In a room full of journalists at Canberra’s National Press Club, Senator Hanson announced that under a One Nation government, ABC funding would be restricted to regional journalism and programming as a subscription model was introduced for big city audiences.

SBS would also be defunded, ending its history as a multicultural broadcaster that began in 1975 as a multi-lingual Radio Ethnic Australia service just two years after Labor prime minister Gough Whitlam’s controversial then immigration minister Al Grassby issued a paper titled, “A multi-cultural society for the future”.

The SBS TV service debuted in 1980 under Malcolm Fraser’s Coalition government, introducing Australian viewers to extensive coverage of soccer and foreign films with the occasional late-night nudity.

Cuts to public broadcasting are a politically fraught issue with then-Opposition leader Tony Abbott, during the 2013 election, promising no cuts to the ABC or SBS, only to strip $35.5 million from the ABC over four years in the 2014-15 Budget as SBS lost $8m over the same period.

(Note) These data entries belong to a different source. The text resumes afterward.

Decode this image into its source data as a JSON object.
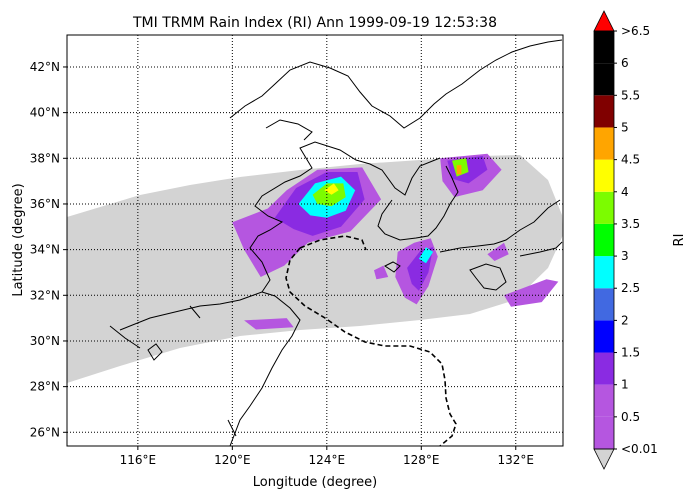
{
  "chart_data": {
    "type": "heatmap",
    "title": "TMI TRMM Rain Index (RI) Ann 1999-09-19 12:53:38",
    "xlabel": "Longitude (degree)",
    "ylabel": "Latitude (degree)",
    "xlim": [
      113,
      134
    ],
    "ylim": [
      25.4,
      43.4
    ],
    "x_ticks": [
      {
        "value": 116,
        "label": "116°E"
      },
      {
        "value": 120,
        "label": "120°E"
      },
      {
        "value": 124,
        "label": "124°E"
      },
      {
        "value": 128,
        "label": "128°E"
      },
      {
        "value": 132,
        "label": "132°E"
      }
    ],
    "y_ticks": [
      {
        "value": 26,
        "label": "26°N"
      },
      {
        "value": 28,
        "label": "28°N"
      },
      {
        "value": 30,
        "label": "30°N"
      },
      {
        "value": 32,
        "label": "32°N"
      },
      {
        "value": 34,
        "label": "34°N"
      },
      {
        "value": 36,
        "label": "36°N"
      },
      {
        "value": 38,
        "label": "38°N"
      },
      {
        "value": 40,
        "label": "40°N"
      },
      {
        "value": 42,
        "label": "42°N"
      }
    ],
    "grid": true,
    "grid_style": "dotted",
    "swath_color": "#d3d3d3",
    "colorbar": {
      "label": "RI",
      "under_label": "<0.01",
      "over_label": ">6.5",
      "under_color": "#d3d3d3",
      "over_color": "#ff0000",
      "tick_labels": [
        "0.5",
        "1",
        "1.5",
        "2",
        "2.5",
        "3",
        "3.5",
        "4",
        "4.5",
        "5",
        "5.5",
        "6"
      ],
      "colors": [
        "#b556e0",
        "#8a2be2",
        "#0000ff",
        "#4169e1",
        "#00ffff",
        "#00ff00",
        "#7cfc00",
        "#ffff00",
        "#ffa500",
        "#800000",
        "#000000",
        "#000000"
      ]
    },
    "rain_areas": [
      {
        "level": 0.5,
        "polygon": [
          [
            120.0,
            35.2
          ],
          [
            121.5,
            35.8
          ],
          [
            122.3,
            36.6
          ],
          [
            123.6,
            37.5
          ],
          [
            125.5,
            37.6
          ],
          [
            126.3,
            36.2
          ],
          [
            125.0,
            34.8
          ],
          [
            123.2,
            34.3
          ],
          [
            122.2,
            33.3
          ],
          [
            121.2,
            32.8
          ],
          [
            120.5,
            34.0
          ]
        ]
      },
      {
        "level": 1,
        "polygon": [
          [
            121.8,
            35.4
          ],
          [
            122.7,
            36.7
          ],
          [
            124.0,
            37.4
          ],
          [
            125.3,
            37.4
          ],
          [
            125.6,
            36.2
          ],
          [
            124.6,
            35.0
          ],
          [
            123.4,
            34.6
          ],
          [
            122.6,
            34.9
          ]
        ]
      },
      {
        "level": 2.5,
        "polygon": [
          [
            122.8,
            36.0
          ],
          [
            123.5,
            36.9
          ],
          [
            124.6,
            37.2
          ],
          [
            125.2,
            36.6
          ],
          [
            124.8,
            35.7
          ],
          [
            124.0,
            35.4
          ],
          [
            123.3,
            35.5
          ]
        ]
      },
      {
        "level": 3.5,
        "polygon": [
          [
            123.4,
            36.4
          ],
          [
            124.0,
            36.9
          ],
          [
            124.7,
            36.9
          ],
          [
            124.8,
            36.3
          ],
          [
            124.2,
            35.9
          ],
          [
            123.6,
            36.0
          ]
        ]
      },
      {
        "level": 4,
        "polygon": [
          [
            123.9,
            36.6
          ],
          [
            124.3,
            36.9
          ],
          [
            124.5,
            36.6
          ],
          [
            124.2,
            36.4
          ]
        ]
      },
      {
        "level": 0.5,
        "polygon": [
          [
            127.0,
            33.9
          ],
          [
            127.7,
            34.3
          ],
          [
            128.4,
            34.5
          ],
          [
            128.7,
            33.7
          ],
          [
            128.3,
            32.4
          ],
          [
            127.8,
            31.6
          ],
          [
            127.3,
            31.9
          ],
          [
            126.9,
            32.8
          ]
        ]
      },
      {
        "level": 1,
        "polygon": [
          [
            127.4,
            33.2
          ],
          [
            128.0,
            34.0
          ],
          [
            128.5,
            34.1
          ],
          [
            128.3,
            33.0
          ],
          [
            127.9,
            32.2
          ],
          [
            127.6,
            32.5
          ]
        ]
      },
      {
        "level": 2.5,
        "polygon": [
          [
            127.9,
            33.6
          ],
          [
            128.2,
            34.1
          ],
          [
            128.5,
            33.9
          ],
          [
            128.2,
            33.4
          ]
        ]
      },
      {
        "level": 0.5,
        "polygon": [
          [
            128.8,
            38.0
          ],
          [
            130.8,
            38.2
          ],
          [
            131.4,
            37.5
          ],
          [
            130.6,
            36.6
          ],
          [
            129.4,
            36.3
          ],
          [
            128.9,
            37.0
          ]
        ]
      },
      {
        "level": 1,
        "polygon": [
          [
            129.1,
            37.9
          ],
          [
            130.6,
            38.1
          ],
          [
            130.8,
            37.5
          ],
          [
            130.0,
            36.9
          ],
          [
            129.3,
            37.1
          ]
        ]
      },
      {
        "level": 3.5,
        "polygon": [
          [
            129.3,
            37.9
          ],
          [
            129.9,
            38.0
          ],
          [
            130.0,
            37.4
          ],
          [
            129.5,
            37.2
          ]
        ]
      },
      {
        "level": 4.5,
        "polygon": [
          [
            129.5,
            37.7
          ],
          [
            129.7,
            37.7
          ],
          [
            129.7,
            37.3
          ],
          [
            129.5,
            37.3
          ]
        ]
      },
      {
        "level": 0.5,
        "polygon": [
          [
            120.5,
            30.9
          ],
          [
            122.3,
            31.0
          ],
          [
            122.6,
            30.6
          ],
          [
            121.0,
            30.5
          ]
        ]
      },
      {
        "level": 0.5,
        "polygon": [
          [
            126.0,
            33.1
          ],
          [
            126.4,
            33.3
          ],
          [
            126.6,
            32.8
          ],
          [
            126.1,
            32.7
          ]
        ]
      },
      {
        "level": 0.5,
        "polygon": [
          [
            131.5,
            32.0
          ],
          [
            133.3,
            32.7
          ],
          [
            133.8,
            32.6
          ],
          [
            133.1,
            31.7
          ],
          [
            131.8,
            31.5
          ]
        ]
      },
      {
        "level": 0.5,
        "polygon": [
          [
            130.8,
            33.8
          ],
          [
            131.5,
            34.3
          ],
          [
            131.7,
            33.8
          ],
          [
            131.1,
            33.5
          ]
        ]
      }
    ]
  }
}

“No cuts to education, no cuts to health, no change to pensions, no change to the GST and no cuts to the ABC or SBS,” Mr Abbott told SBS during the 2013 campaign.

Mr Abbott’s communications minister Malcolm Turnbull rolled him as Liberal prime minister in 2015, after the perception of a broken election promise eroded his popularity in opinion polls.

Senator Hanson’s plan to make the ABC a subscription service would also be a case of back to the future with national broadcaster having a licence fee arrangement from its inception in 1932 until 1974.

The UK’s BBC, which the ABC was modelled on, still charges an annual £180 ($340) TV licence fee.